Comme la plupart des films de cette époque, Laawaris est en réalité un one-man show du héros masculin. Amitabh Bachchan occupe l’écran à lui tout seul et les autres personnages ne sont que des faire-valoir. Ils sont heureusement tous formidables. Amjad Khan, déjà gravement malade, est aussi touchant qu’étonnant. Ranjeet est le parfait salaud qu’on adore détester. Zeenat Aman pourtant déjà à la fin de sa période de gloire parvient à tenir tête à un Amitabh Bachchan impérial.

La chanson : Mere Angne Mein de Kalyanji–Anandji et Anjaan
Madhu (Madhu Malini), la fille de Ranvir Singh, fête son anniversaire. Pour égayer l’événement, Heera interprète la chanson comique qui le hante depuis l’enfance. Il ne le sait pas, mais elle avait été crée par Vidya (Rakhee Gulzar) sa mère avant même sa naissance…

Bien que crédité par le duo Kalyanji–Anandji pour la musique et par Anjaan pour les paroles, ils ne sont pas les auteurs de cette chanson. Il s’agit en réalité d’un morceau folklorique très populaire d’Uttar Pradesh dont la source se perd dans la nuit des temps. Amitabh Bachchan raconte qu’elle était chantée pendant les mariages lorsqu’il était enfant et qu’il l’a même interprété sur scène bien avant 1981. On la retrouve d’ailleurs dans Bombay Talkie sorti en 1970 et dans Maje Le Lo présenté en 1975.

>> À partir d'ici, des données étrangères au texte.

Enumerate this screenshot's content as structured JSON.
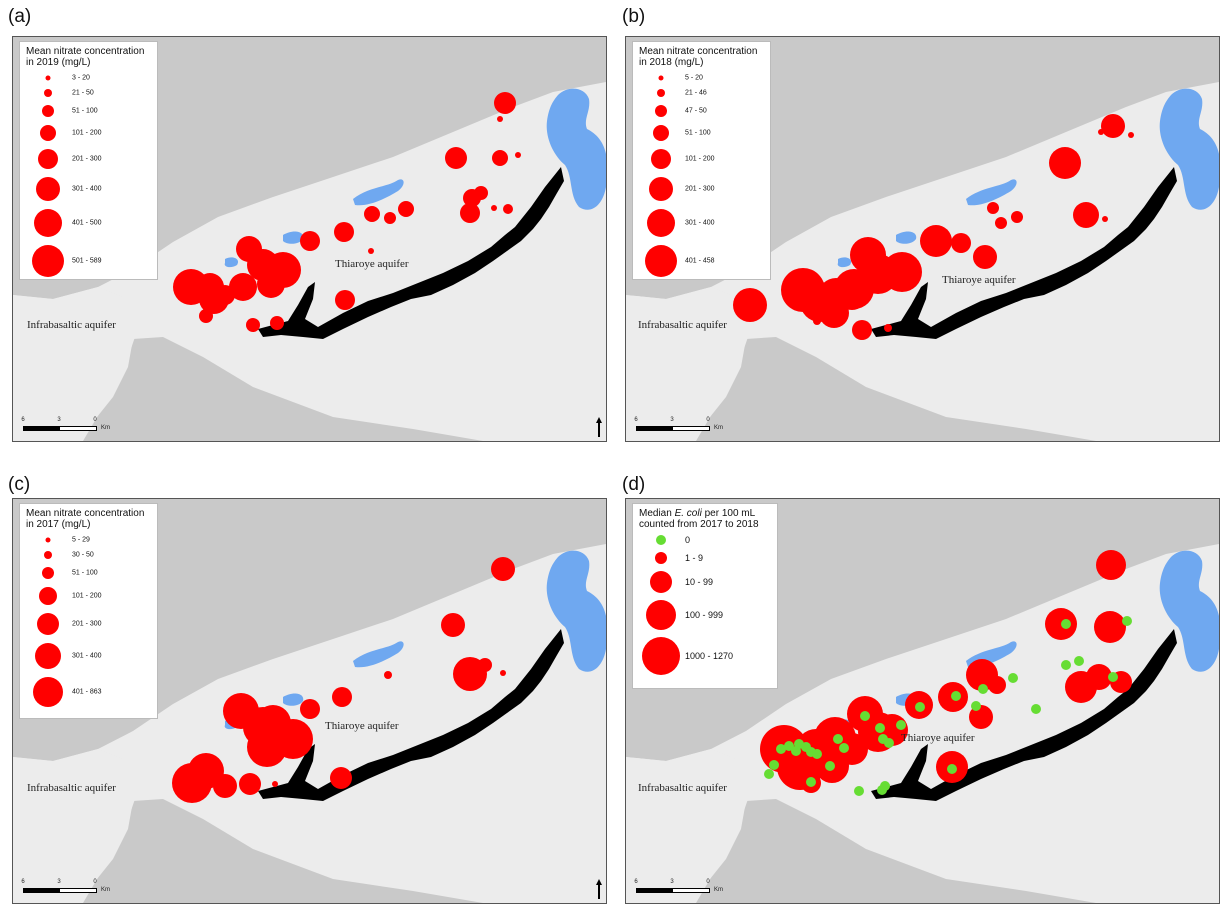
{
  "panels": [
    {
      "label": "(a)",
      "legend": {
        "title_line1": "Mean nitrate concentration",
        "title_line2": "in 2019 (mg/L)",
        "classes": [
          "3 - 20",
          "21 - 50",
          "51 - 100",
          "101 - 200",
          "201 - 300",
          "301 - 400",
          "401 - 500",
          "501 - 589"
        ]
      },
      "places": [
        "Infrabasaltic aquifer",
        "Thiaroye aquifer"
      ],
      "scale": {
        "ticks": [
          "6",
          "3",
          "0"
        ],
        "unit": "Km"
      }
    },
    {
      "label": "(b)",
      "legend": {
        "title_line1": "Mean nitrate concentration",
        "title_line2": "in 2018 (mg/L)",
        "classes": [
          "5 - 20",
          "21 - 46",
          "47 - 50",
          "51 - 100",
          "101 - 200",
          "201 - 300",
          "301 - 400",
          "401 - 458"
        ]
      },
      "places": [
        "Infrabasaltic aquifer",
        "Thiaroye aquifer"
      ],
      "scale": {
        "ticks": [
          "6",
          "3",
          "0"
        ],
        "unit": "Km"
      }
    },
    {
      "label": "(c)",
      "legend": {
        "title_line1": "Mean nitrate concentration",
        "title_line2": "in 2017 (mg/L)",
        "classes": [
          "5 - 29",
          "30 - 50",
          "51 - 100",
          "101 - 200",
          "201 - 300",
          "301 - 400",
          "401 - 863"
        ]
      },
      "places": [
        "Infrabasaltic aquifer",
        "Thiaroye aquifer"
      ],
      "scale": {
        "ticks": [
          "6",
          "3",
          "0"
        ],
        "unit": "Km"
      }
    },
    {
      "label": "(d)",
      "legend": {
        "title_line1_a": "Median ",
        "title_line1_b": "E. coli",
        "title_line1_c": " per 100 mL",
        "title_line2": "counted from 2017 to 2018",
        "classes": [
          "0",
          "1 - 9",
          "10 - 99",
          "100 - 999",
          "1000 - 1270"
        ]
      },
      "places": [
        "Infrabasaltic aquifer",
        "Thiaroye aquifer"
      ],
      "scale": {
        "ticks": [
          "6",
          "3",
          "0"
        ],
        "unit": "Km"
      }
    }
  ],
  "colors": {
    "sea": "#c9c9c9",
    "land": "#ececec",
    "lake": "#6fa8f0",
    "aquifer_outcrop": "#000000",
    "nitrate_symbol": "#ff0000",
    "ecoli_zero_symbol": "#66dd33"
  }
}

L’interprétation d’Amitabh Bachchan dans Laawaris est en revanche originale. Il chante pour la première fois une chanson entière à l’écran et ses travestissements, légèrement osés, ont fait rire tout le Sous-continent.

Mere Angene Mein interprété par Amitabh Bachchan


Namak Halaal

Année : 1982
Réalisation : Prakash Mehra
Avec : Amitabh Bachchan, Smita Patil, Shashi Kapoor et Parveen Babi
Box Office : n°4, Semi Hit

Le film : En reprenant les mêmes thèmes, Namak Halaal (« Serviteur fidèle ») est beaucoup plus léger que Laawaris sorti l’année précédente. Prakash Mehra nous montre encore un Amitabh Bachchan abandonné par ses parents, mais cette fois ce n’est pas le risque du déshonneur qui pousse à cette extrémité, c’est le sens du devoir d’un serviteur fidèle jusque dans la mort.

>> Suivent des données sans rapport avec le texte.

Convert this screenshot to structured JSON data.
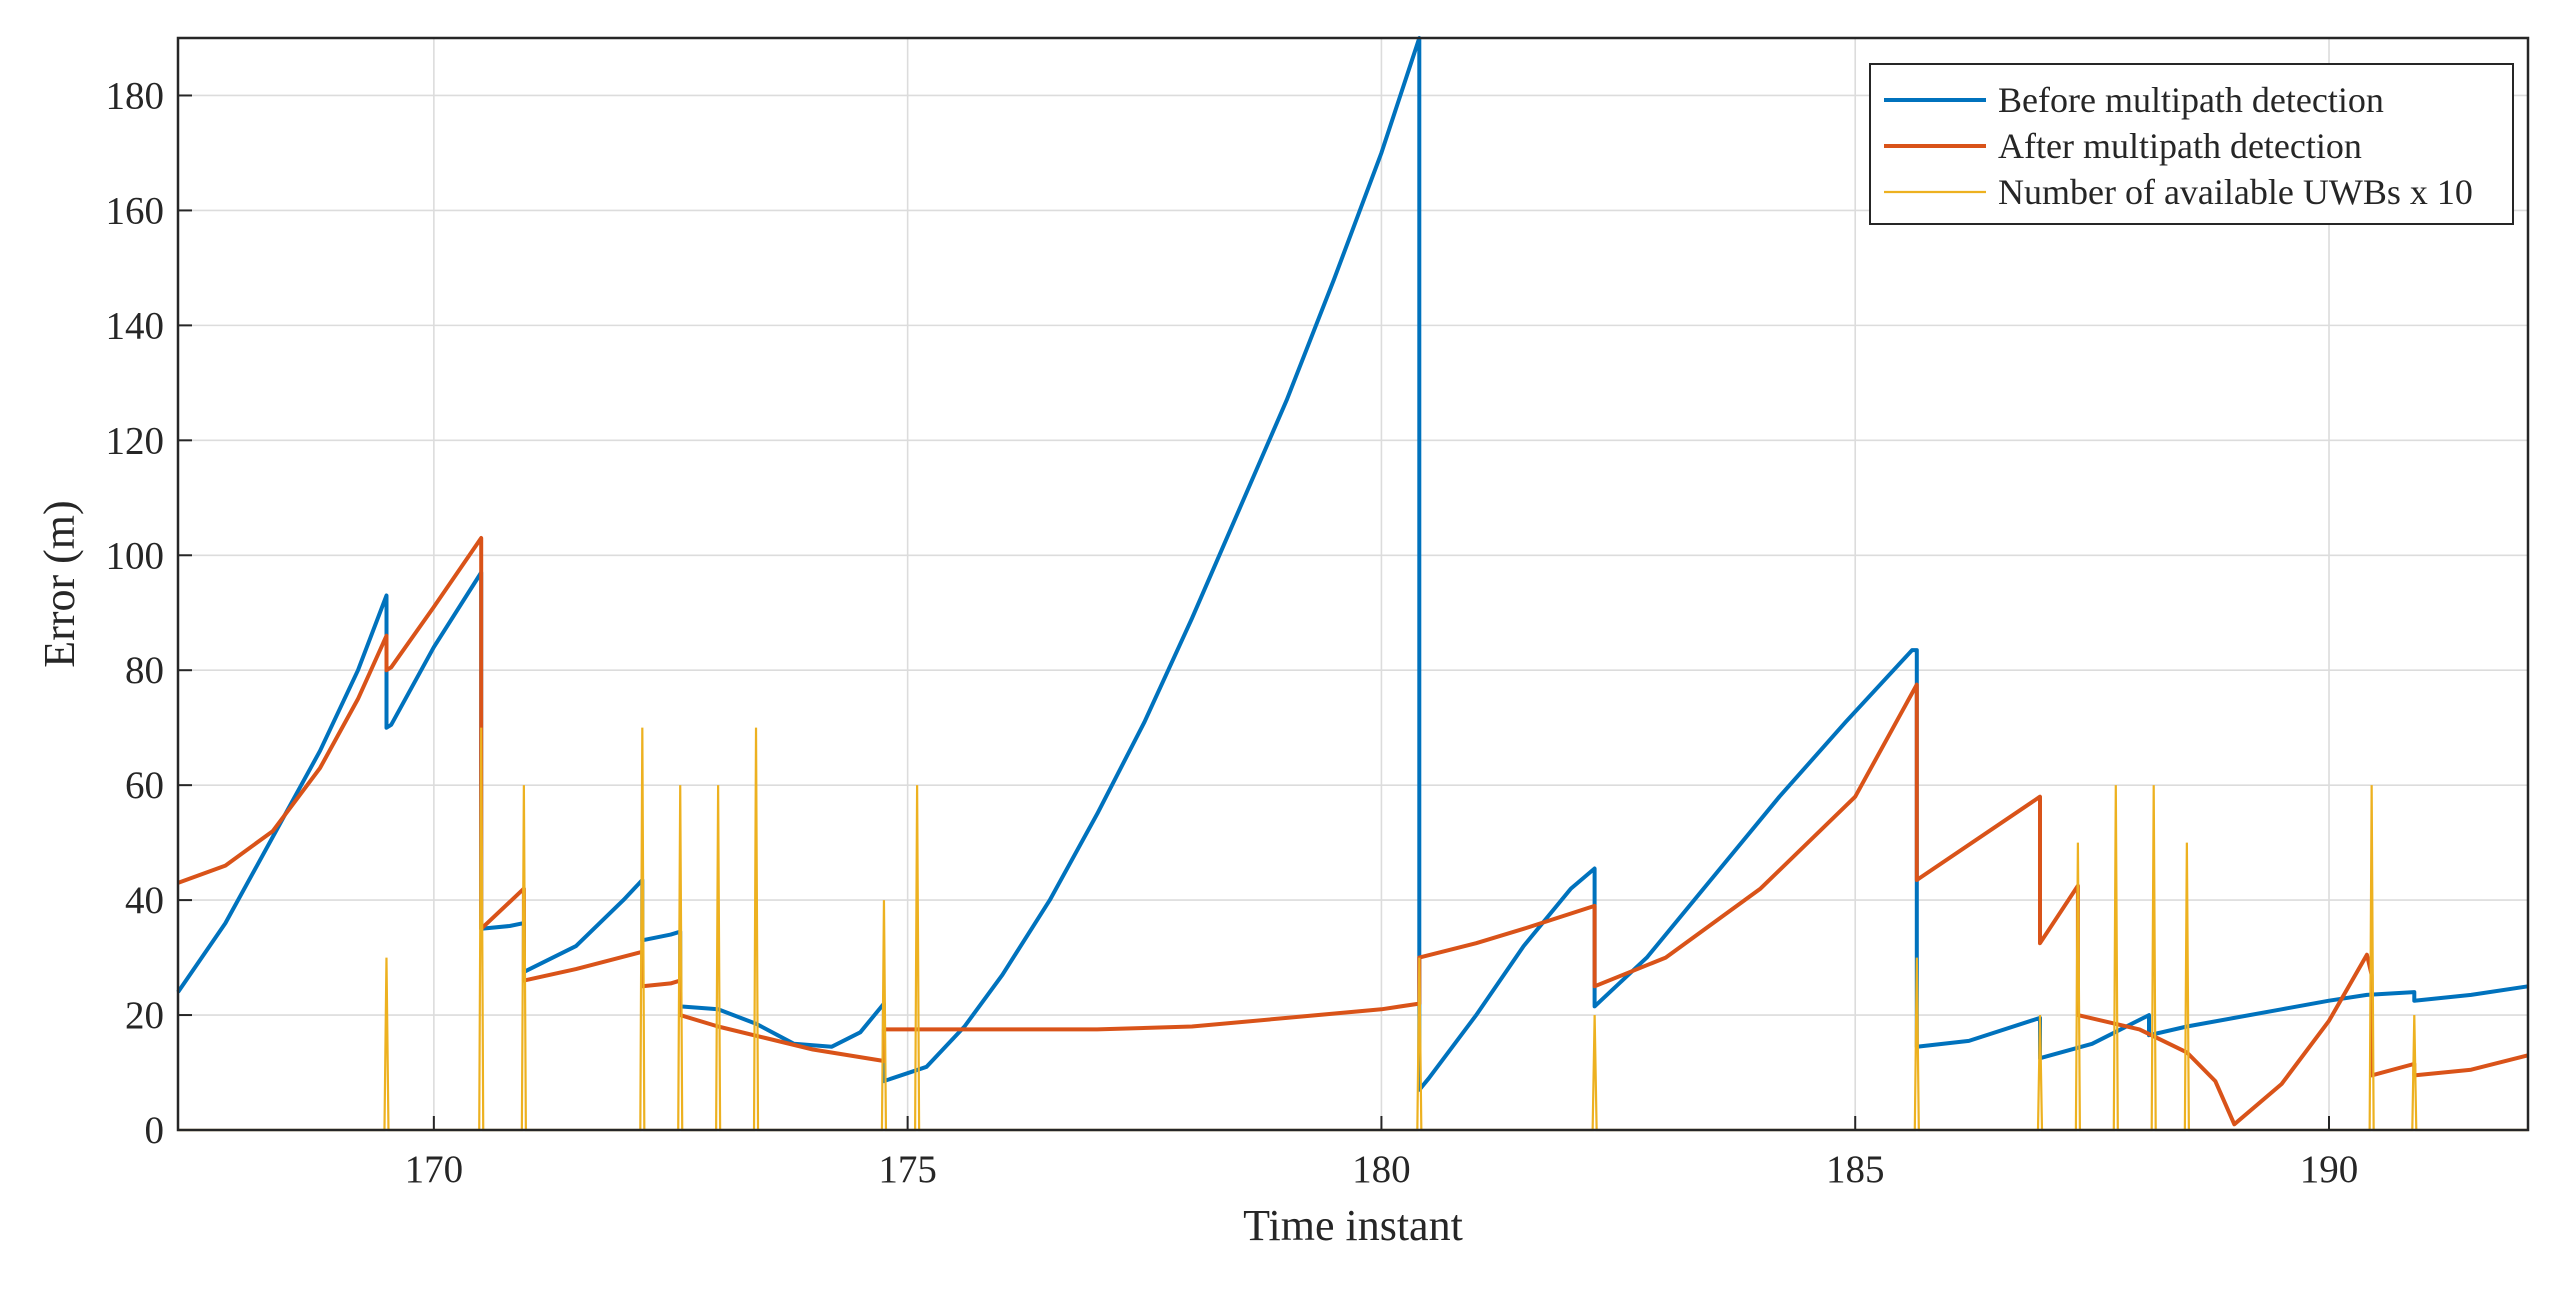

Seth Raja Singh, un homme très riche est très puissant a été sauvé de nombreuses fois par son garde du corps Bhim Singh. Dans l’hypothèse où il serait assassiné, il fait de Savitri (Waheeda Rehman), la femme de Bhim, son légataire universel. Au moment où elle va recevoir le testament, Girdhar Singh, le frère de Seth Raja, attaque la maison de Bhim et le tue ainsi que son patron. Dans un dernier souffle, le fidèle serviteur fait promettre à sa femme d’élever Rajkumar, le fils de Seth Raja, comme le sien, et de confier leur propre fils Arjun à son grand-père (Om Prakash) qui habite à la campagne.

Des années plus tard, Arjun (Amitabh Bachchan), part travailler à la ville. Il devient employé d’un grand hôtel, une des nombreuses propriétés de Rajkumar (Shashi Kapoor). Il est en fait géré par Savitri, mais Arjun ne sait pas qu’elle est sa mère tout comme il ignore ses relations avec Rajkumar. Tandis qu’il fait ses premières armes comme garçon d’étage, il tombe amoureux de Poonam (Smita Patil), la directrice de l’hôtel.
Naturellement, Girdhar Singh n’a pas cessé de vouloir massacrer la famille de Seth Raja et il complote sans arrêt pour faire assassiner Rajkumar. Arjun se retrouve alors à protéger Rajkumar comme son propre père protégeait autrefois Seth Raja…

L’histoire est aussi abracadabrante que trépidante. Un twist hasardeux permet même de faire apparaître Parveen Babi en tueuse à gage mâtinée de danseuse de cabaret. Mais c’est avant tout pour Amitabh Bachchan qu’on peut voir cette comédie masala. Il fait tout à la fois le clown, l’andouille, l’orphelin désespéré et le redresseur de tords pour le plus grand plaisir des spectateurs. Le duo qu’il reforme avec Shashi Kapoor fonctionne encore un peu, mais Shashi semble déjà vieilli. Comme toujours dans le cinéma de Prakash Mehra, les femmes sont des faire-valoir et il faut avouer que Smita Patil, Waheeda Rehman et Parveen Babi donnent le meilleur d’elles-mêmes dans leurs rôles insignifiants.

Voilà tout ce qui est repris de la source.